L’essance décline dans la vérité ou la lumière muhammadienne. Pénombre
qui est aussi bien clarté, aurore et crépuscule. Le rapport entre l’essance et les
attributs est ainsi l’impossible de la métaphysique et ne peut être saisi
ontologiquement. Il est la déception du concept d’Être. Le rapport est à la fois extériorité
totale et passage de l’un dans l’autre, transparition, ou encore spectralité. Le
connaissant ou le substitut, Yûnus est fantomatique de cette transparition. L’ombre
passe dans la lumière. Elle devient manifestation. Mais la lumière est le
redoublement spéculaire de la pénombre de la terre. Elle devient son autre radical. Elle lui
est hétérogène. Pourtant la manifestation est le devenir de l’essance. De même la
manifestation ne résiste dans son immanence, ne se voit en elle-même qu’en
aspirant à sa propre disparition. La manifestation est désir irrépressible
d’annihilation. L’annihilation est le devenir de la manifestation. Elle en est l’essance. Le
devenir rien, le devenir cendre de l’être, et non le néant. Déception de l’ontologie
encore, et impossibilité de la métaphysique. La substance affirmée dans la
métaphysique est l’immanence de la manifestation qui dénie son désir d’annihilation,
qui résiste à l’ombre, qu’il soit phénomène ou eidos, ce que l’orientalisme prend
pour a‘yân thâbita. Le passage est déclin et intensification. L’ombre décline
jusqu’à devenir son autre. La manifestation croît et se sature jusqu’à s’annihiler
de son débordement. La manifestation se rend visible comme être. L’être
s’anéantit de sa perfection qui n’est autre que l’intensité maximale qui est son
crépuscule. La manifestation se fait tellement totale que la totalité se reverse en rien.
Elle tombe dans l’ombre. Elle s’absorbe dans son ombre. Elle entre en son propre
gouffre. Le dehors se renverse et se déverse en-dedans.

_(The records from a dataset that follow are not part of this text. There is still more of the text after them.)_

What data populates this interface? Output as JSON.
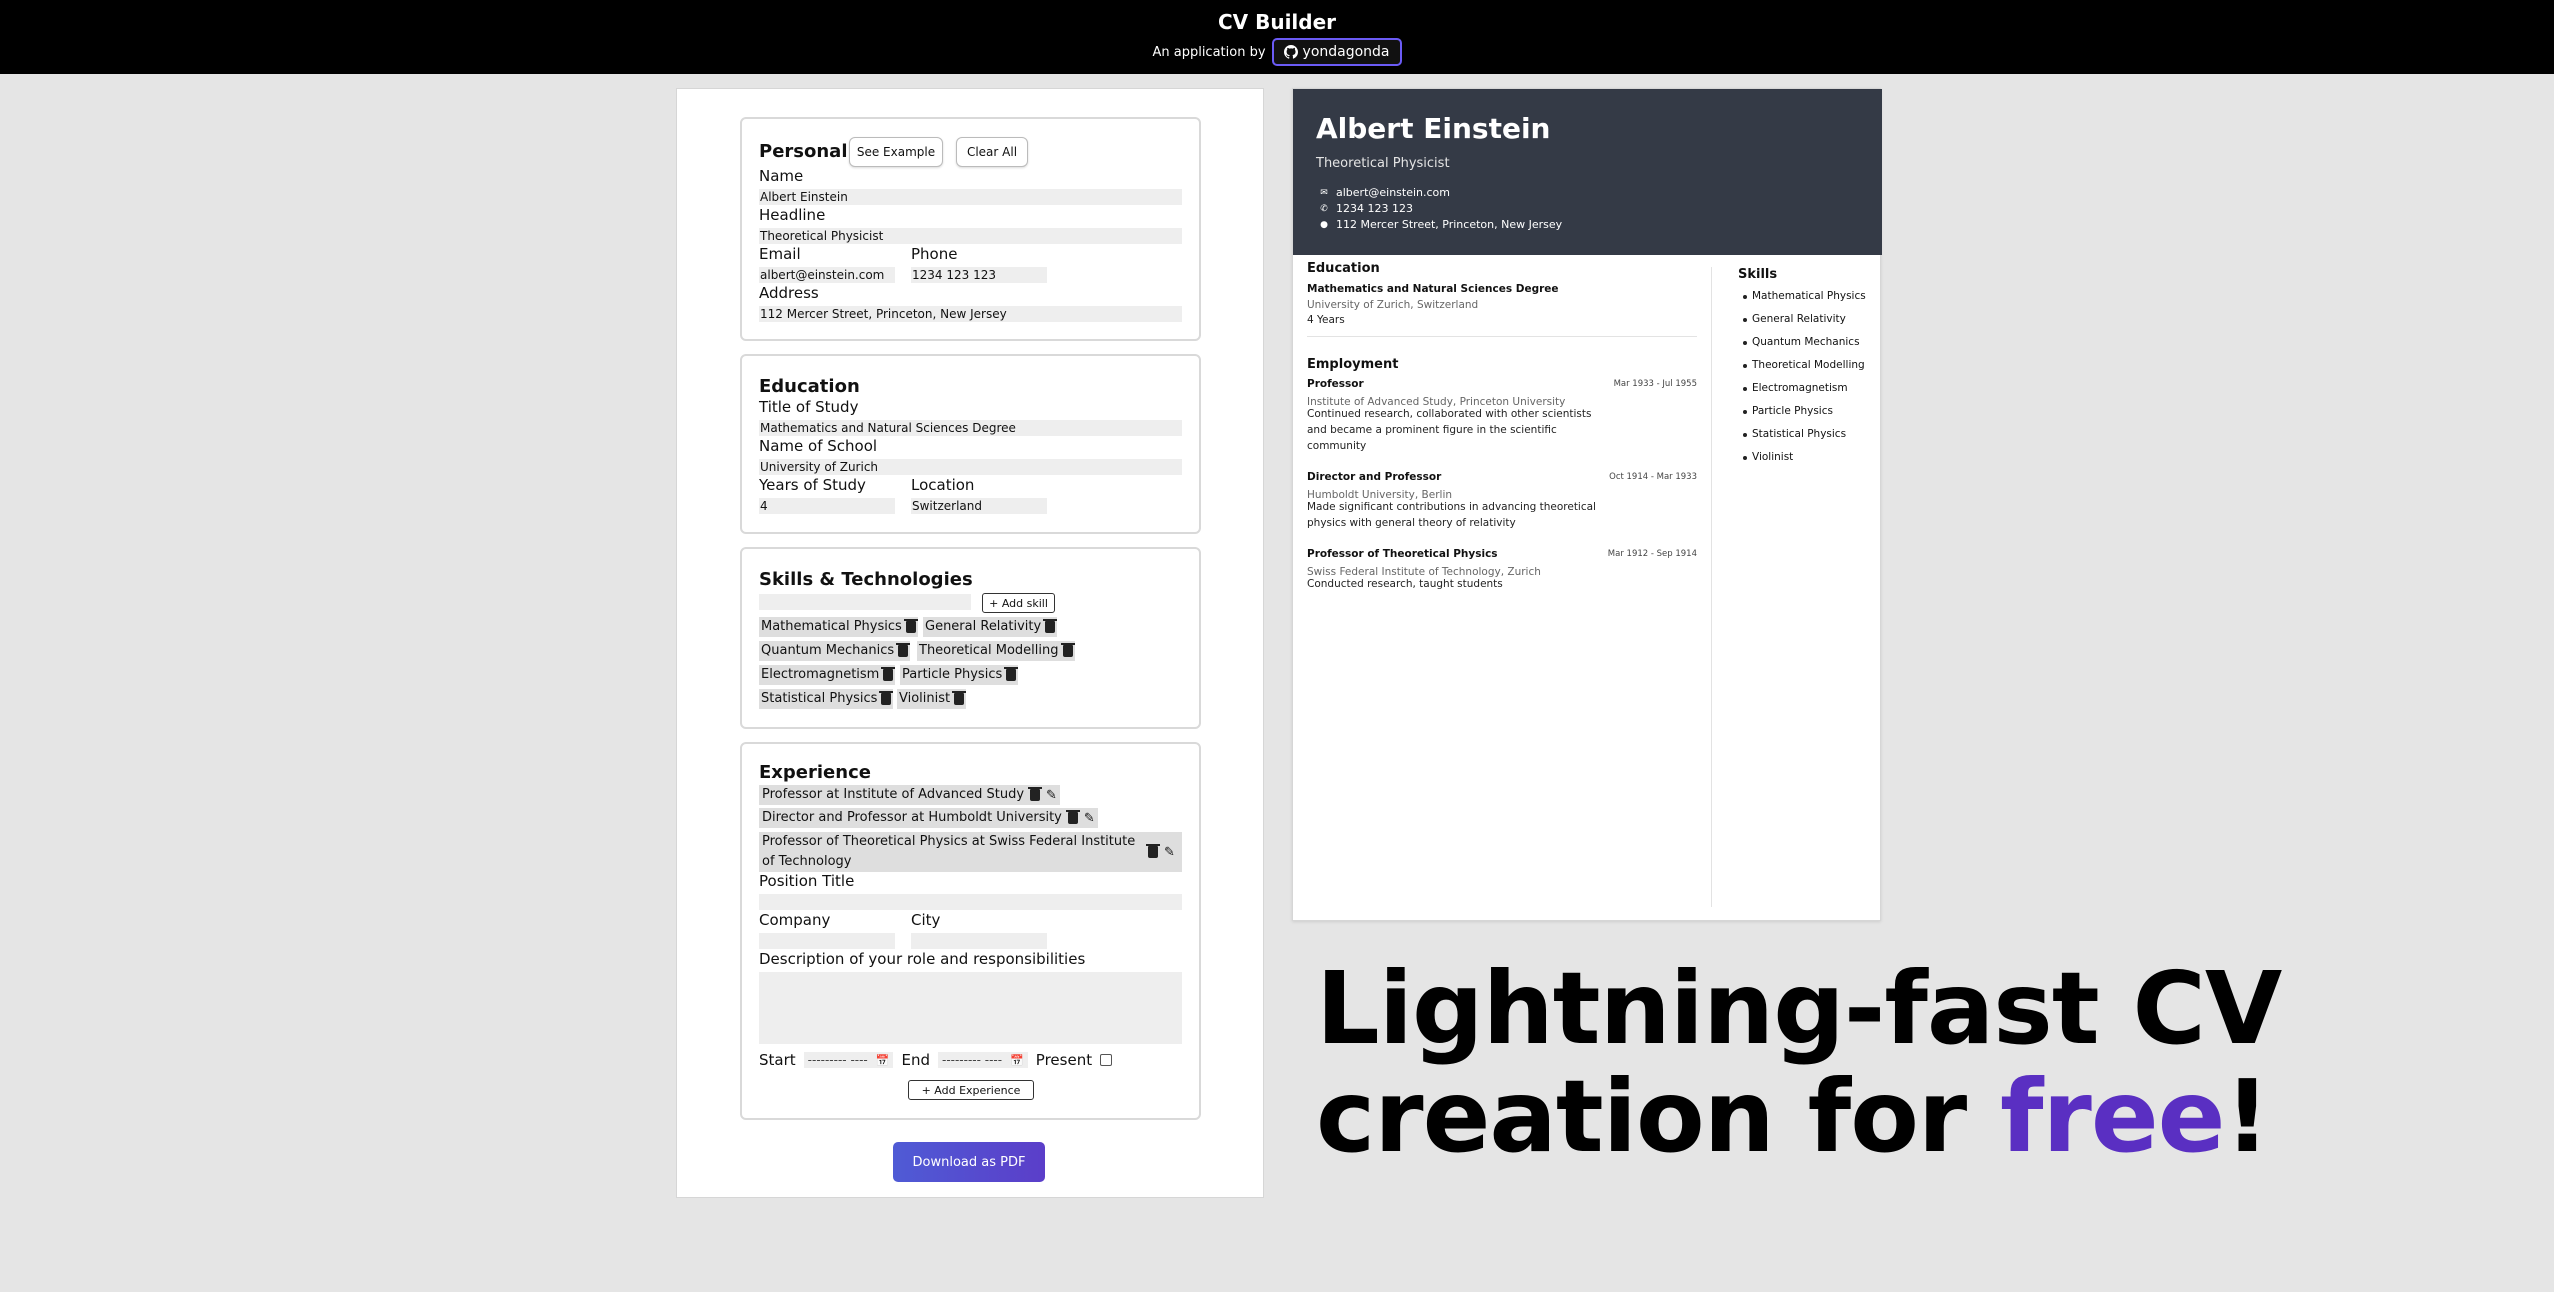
{
  "header": {
    "title": "CV Builder",
    "byline": "An application by",
    "github_user": "yondagonda"
  },
  "colors": {
    "accent": "#5a2fc2",
    "header_bg": "#000000",
    "cv_header_bg": "#343a46"
  },
  "personal": {
    "heading": "Personal",
    "see_example": "See Example",
    "clear_all": "Clear All",
    "name_label": "Name",
    "name_value": "Albert Einstein",
    "headline_label": "Headline",
    "headline_value": "Theoretical Physicist",
    "email_label": "Email",
    "email_value": "albert@einstein.com",
    "phone_label": "Phone",
    "phone_value": "1234 123 123",
    "address_label": "Address",
    "address_value": "112 Mercer Street, Princeton, New Jersey"
  },
  "education": {
    "heading": "Education",
    "title_label": "Title of Study",
    "title_value": "Mathematics and Natural Sciences Degree",
    "school_label": "Name of School",
    "school_value": "University of Zurich",
    "years_label": "Years of Study",
    "years_value": "4",
    "location_label": "Location",
    "location_value": "Switzerland"
  },
  "skills": {
    "heading": "Skills & Technologies",
    "add_label": "+ Add skill",
    "items": [
      "Mathematical Physics",
      "General Relativity",
      "Quantum Mechanics",
      "Theoretical Modelling",
      "Electromagnetism",
      "Particle Physics",
      "Statistical Physics",
      "Violinist"
    ]
  },
  "experience": {
    "heading": "Experience",
    "entries": [
      "Professor at Institute of Advanced Study",
      "Director and Professor at Humboldt University",
      "Professor of Theoretical Physics at Swiss Federal Institute of Technology"
    ],
    "position_label": "Position Title",
    "company_label": "Company",
    "city_label": "City",
    "description_label": "Description of your role and responsibilities",
    "start_label": "Start",
    "end_label": "End",
    "date_placeholder": "--------- ----",
    "present_label": "Present",
    "add_label": "+ Add Experience"
  },
  "download_label": "Download as PDF",
  "cv": {
    "name": "Albert Einstein",
    "headline": "Theoretical Physicist",
    "email": "albert@einstein.com",
    "phone": "1234 123 123",
    "address": "112 Mercer Street, Princeton, New Jersey",
    "education_heading": "Education",
    "edu_title": "Mathematics and Natural Sciences Degree",
    "edu_school": "University of Zurich, Switzerland",
    "edu_years": "4 Years",
    "employment_heading": "Employment",
    "jobs": [
      {
        "title": "Professor",
        "dates": "Mar 1933 - Jul 1955",
        "company": "Institute of Advanced Study, Princeton University",
        "desc": [
          "Continued research, collaborated with other scientists",
          "and became a prominent figure in the scientific",
          "community"
        ]
      },
      {
        "title": "Director and Professor",
        "dates": "Oct 1914 - Mar 1933",
        "company": "Humboldt University, Berlin",
        "desc": [
          "Made significant contributions in advancing theoretical",
          "physics with general theory of relativity"
        ]
      },
      {
        "title": "Professor of Theoretical Physics",
        "dates": "Mar 1912 - Sep 1914",
        "company": "Swiss Federal Institute of Technology, Zurich",
        "desc": [
          "Conducted research, taught students"
        ]
      }
    ],
    "skills_heading": "Skills",
    "skills": [
      "Mathematical Physics",
      "General Relativity",
      "Quantum Mechanics",
      "Theoretical Modelling",
      "Electromagnetism",
      "Particle Physics",
      "Statistical Physics",
      "Violinist"
    ]
  },
  "tagline": {
    "line1": "Lightning-fast CV",
    "line2_pre": "creation for ",
    "line2_accent": "free",
    "line2_post": "!"
  }
}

Ce devenir, l’extériorité intériorisée, l’intériorité extériorisée est le temps
interne de toute manifestation, sa pulsation, le temps-ombre qui est temps-espace,
distancement, écart, espacement, dilatation de l’ombre, c’est-à-dire distension. Le
rapport est passage ou aussi bien partage. Non que l’un disparaisse pour laisser
place à l’autre. La logique de la place, de la succession, n’est pas le passage. Le
passage ne conserve rien et n’abolit rien. Chacun des deux est le visible et
l’invisible en même temps l’un pour l’autre. La visibilité de l’ombre est la manifestation
et l’ombre en est l’invisible, de même que l’invisibilité de l’ombre est la
manifestation en même temps que l’ombre en est la visibilité. Le rapport
déclin-saturation est le rapport qui se décline. Ni suppression ni dépassement. Passage infini
pour n’arriver nulle part. L’impossible arrivée est la douleur dont s’éprouve le
rapport. L’impossible terme, la fin introuvable n’est une catastrophe que pour
53
l’ontologie. Ici tout se retourne sur l’autre, tout s’enroule et s’entrelace. Le
rapport est altération illimitée. Enroulement sur soi, spirale. La manifestation
s’enroule sur elle-même. Le soi-même est cet enroulement sur soi. Mais la
manifestation qui s’enroule ainsi fait face à son autre face qui est encore elle mais elle qui
n’est pas un même. Son altération est son vis-à-vis d’ombre. Elle n’a toujours en
face d’elle que son autre, qu’elle repousse derrière elle, qu’elle a abandonné en la
laissant dans son dos, qui est elle, mais ne peut être le même qu’elle. Plus elle fait
face à son vis-à-vis plus elle resserre pour s’identifier sa spirale. Elle s’intensifie
sous l’effet de sa dissonance. L’intensification de son identification est
l’intensification pathétique de sa distension. L’étreinte paroxystique se renverse d’un coup.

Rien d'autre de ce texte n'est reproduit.